KUNSAN AIR BASE, Republic of Korea -- From a farm in South Carolina to the coastal plains of South Korea, 8th Fighter Wing Command Chief Master Sgt. Lee "Wolf Chief" Barr prepares to close the final chapter of his Air Force career.

Barr's retirement ceremony was held May 12, 2015 at Kunsan Air Base; however, he plans to have his retirement medal pinned in front of his wife and children at Whiteman Air Force Base in July 2015.

"My wife has been on this journey with me the entire time," Barr said. "We got married between technical school and my first duty station in July 1986."

During his childhood, Barr developed the desire to join the military from service members he saw throughout his youth.

"In high school I was thinking about college, but I decided to join a military service after seeing how successful my older brother Randy was," Barr said. "I joined the Navy in 1984, but decided to join the Air Force after my brother told me I'd have a better quality of life."

The discipline that kept Barr focused throughout his time in the Navy and Air Force came from lessons learned from his parents. Barr's father always showed up early to appointments and accentuated the importance of integrity to him and his siblings.

"My parents taught my brothers and me that your word and hard work meant something," Barr said. "As a man, your word is your bond and if it's to your disadvantage to do something you promised, then you still have to do it."

Barr remained close with his family throughout his military career, especially his father; however, his personal life collapsed in 1996 when his father passed away. Barr was still a technical sergeant when a master sergeant enabled him to cry and release bottled up emotions.

"That was tough to bounce back from," Barr said. "When my supervisor at the time found out that I lost my dad, he met me in the office and embraced me. I've never cried as a grown man on another grown man's shoulder. The words of encouragement made me want to be that for someone else."

Barr learned that regardless of rank, a supervisor can be emotional with their Airmen and still be the noncommissioned officer or senior NCO the Air Force needs them to be. He stressed that the Air Force needs leaders who can empathize with situations Airmen may experience.

"He taught me a valuable lesson that day," Barr said. "We need to be compassionate leaders who are passionate about our mission and Airmen."

Barr's religious background and spiritual fitness have also played a major role in his success.

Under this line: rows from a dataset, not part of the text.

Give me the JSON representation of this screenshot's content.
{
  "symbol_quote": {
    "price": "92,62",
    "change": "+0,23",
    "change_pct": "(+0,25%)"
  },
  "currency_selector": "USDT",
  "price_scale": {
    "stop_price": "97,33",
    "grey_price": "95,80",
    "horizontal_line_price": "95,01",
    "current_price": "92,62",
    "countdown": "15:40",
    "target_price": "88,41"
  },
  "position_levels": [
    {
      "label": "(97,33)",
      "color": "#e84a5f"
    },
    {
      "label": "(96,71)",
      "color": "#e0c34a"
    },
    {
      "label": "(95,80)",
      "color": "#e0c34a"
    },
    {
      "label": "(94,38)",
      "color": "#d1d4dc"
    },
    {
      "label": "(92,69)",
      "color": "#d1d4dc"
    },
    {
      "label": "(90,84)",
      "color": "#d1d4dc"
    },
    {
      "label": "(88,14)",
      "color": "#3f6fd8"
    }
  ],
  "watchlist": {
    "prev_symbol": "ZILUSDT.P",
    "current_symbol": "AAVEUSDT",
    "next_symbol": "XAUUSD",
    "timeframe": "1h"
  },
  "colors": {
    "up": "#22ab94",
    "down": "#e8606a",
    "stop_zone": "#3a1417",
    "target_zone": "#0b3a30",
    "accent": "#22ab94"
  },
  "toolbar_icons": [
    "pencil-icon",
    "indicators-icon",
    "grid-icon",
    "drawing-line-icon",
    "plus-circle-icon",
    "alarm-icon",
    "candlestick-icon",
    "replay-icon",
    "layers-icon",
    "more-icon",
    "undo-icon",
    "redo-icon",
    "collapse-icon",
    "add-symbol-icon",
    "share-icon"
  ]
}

He relies heavily on spiritual guidance and utilizes spiritual fitness with every decision he makes.

"It is in the center of my being," Barr said. "It shapes and molds me.  I was raised in the church with my parents, so it's always been an influence in my life. It's been paramount because I never would have gotten this far without my spiritual fitness."

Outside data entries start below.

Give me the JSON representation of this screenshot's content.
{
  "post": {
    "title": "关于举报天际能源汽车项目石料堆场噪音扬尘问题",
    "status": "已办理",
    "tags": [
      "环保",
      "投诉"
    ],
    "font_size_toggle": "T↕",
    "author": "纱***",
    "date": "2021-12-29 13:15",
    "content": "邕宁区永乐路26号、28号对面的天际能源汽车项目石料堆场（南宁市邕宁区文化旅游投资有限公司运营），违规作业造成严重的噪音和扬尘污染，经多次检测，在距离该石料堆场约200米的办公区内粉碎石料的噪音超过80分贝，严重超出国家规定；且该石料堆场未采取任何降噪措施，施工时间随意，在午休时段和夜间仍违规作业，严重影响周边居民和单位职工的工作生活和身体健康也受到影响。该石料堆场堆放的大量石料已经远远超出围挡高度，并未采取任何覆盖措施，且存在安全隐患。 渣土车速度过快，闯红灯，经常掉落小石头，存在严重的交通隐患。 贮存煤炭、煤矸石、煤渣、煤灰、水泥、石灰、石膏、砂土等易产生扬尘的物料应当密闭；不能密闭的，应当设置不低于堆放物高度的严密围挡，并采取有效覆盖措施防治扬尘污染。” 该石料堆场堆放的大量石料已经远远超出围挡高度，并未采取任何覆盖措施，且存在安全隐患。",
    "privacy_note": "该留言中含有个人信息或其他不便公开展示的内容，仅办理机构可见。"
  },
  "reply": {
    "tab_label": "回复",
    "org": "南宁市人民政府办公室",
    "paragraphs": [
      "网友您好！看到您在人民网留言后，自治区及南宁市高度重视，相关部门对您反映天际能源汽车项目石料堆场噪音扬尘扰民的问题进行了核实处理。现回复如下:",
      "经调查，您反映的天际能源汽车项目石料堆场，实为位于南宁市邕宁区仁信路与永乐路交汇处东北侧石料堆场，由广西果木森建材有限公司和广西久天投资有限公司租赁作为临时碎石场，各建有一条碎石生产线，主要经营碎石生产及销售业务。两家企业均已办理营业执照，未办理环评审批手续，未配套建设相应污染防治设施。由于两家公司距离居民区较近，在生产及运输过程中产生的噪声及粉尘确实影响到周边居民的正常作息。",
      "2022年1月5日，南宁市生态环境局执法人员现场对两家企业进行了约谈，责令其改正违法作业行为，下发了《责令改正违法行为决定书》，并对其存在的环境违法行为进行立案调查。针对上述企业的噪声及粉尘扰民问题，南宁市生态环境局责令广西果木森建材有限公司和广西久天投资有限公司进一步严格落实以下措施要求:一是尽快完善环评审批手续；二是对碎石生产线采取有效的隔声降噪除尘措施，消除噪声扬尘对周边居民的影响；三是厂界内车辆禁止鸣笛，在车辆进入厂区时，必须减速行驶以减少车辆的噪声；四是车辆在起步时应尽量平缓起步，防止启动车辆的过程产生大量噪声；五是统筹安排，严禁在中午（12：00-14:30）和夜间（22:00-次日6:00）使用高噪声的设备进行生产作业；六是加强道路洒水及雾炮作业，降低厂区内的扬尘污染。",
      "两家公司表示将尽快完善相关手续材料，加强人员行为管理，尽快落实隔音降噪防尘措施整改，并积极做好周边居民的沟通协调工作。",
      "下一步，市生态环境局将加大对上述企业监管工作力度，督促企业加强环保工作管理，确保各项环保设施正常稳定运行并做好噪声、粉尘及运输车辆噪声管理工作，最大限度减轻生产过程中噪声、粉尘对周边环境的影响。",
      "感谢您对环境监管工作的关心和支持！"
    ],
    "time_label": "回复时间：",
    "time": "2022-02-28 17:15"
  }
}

At a young age, Barr was grounded with three keys to a successful military career.

"Treat people how you want to be treated, live by our Air Force core values and be the supervisor you've always wanted," Barr said. "It's been the center of my life since 1987 and it makes me the man I am today."

Equipped with keys to success and a spiritual state of mind, Barr was able to face many challenges. In the early 1990s, he was sent on his first deployment during Operation Desert Shield, where he faced the personal challenge of communicating with a new bride and toddler from the other side of the world.

"When Saddam Hussein invaded Kuwait," Barr said, "I wasn't sure if I was coming back alive when I left my wife and two-year-old behind. Letters took forever, and you got one morale phone call a week, which was often disconnected and made it hard to stay in contact with loved ones and ensure they knew I was safe."

The uncertainty of not knowing what the future would hold made this Barr's most difficult deployment, but the team he was deployed with was a tightly knit family. He still remains in contact with comrades from that group.

"What lightened the stress for that deployment was a team of Airmen that deployed and stayed together," Barr said. "Trying times are stressful for everybody, but you can forge a bond with people who eventually become part of your internal family."

One event that comes to mind when Barr reminisces on Desert Storm is a crew of Air Force special operations Airmen who were killed in action.

"They were shot down," Barr said. "That's the saddest part. I still think of that crew we lost when I hear Taps today."

Barr also reflects on the recent losses of security forces defenders in Operation Iraqi and Enduring Freedom. He constantly stresses to his Airmen the importance of resilience and wingmanship.

"You don't put it behind you, but you certainly learn a valuable lesson," Barr said. "All life is precious. You never know when your time is up, so you need to ensure people understand how important they are in your life."

Stressful events over the years helped Barr ensure he never ends a phone call with a family member on bad terms, whether in garrison or deployed.

"That could be the last time you talk to your loved one," Barr said. "That's not a memory I'd want to put on anyone."

Looking back on 30 years of service, Barr still would do everything the same. For him, serving his country in the Air Force was the highlight of his life.

"I'm having fun," Barr said. "If you cut me, my blood would be Air Force blue. I can't believe they pay me to do this!"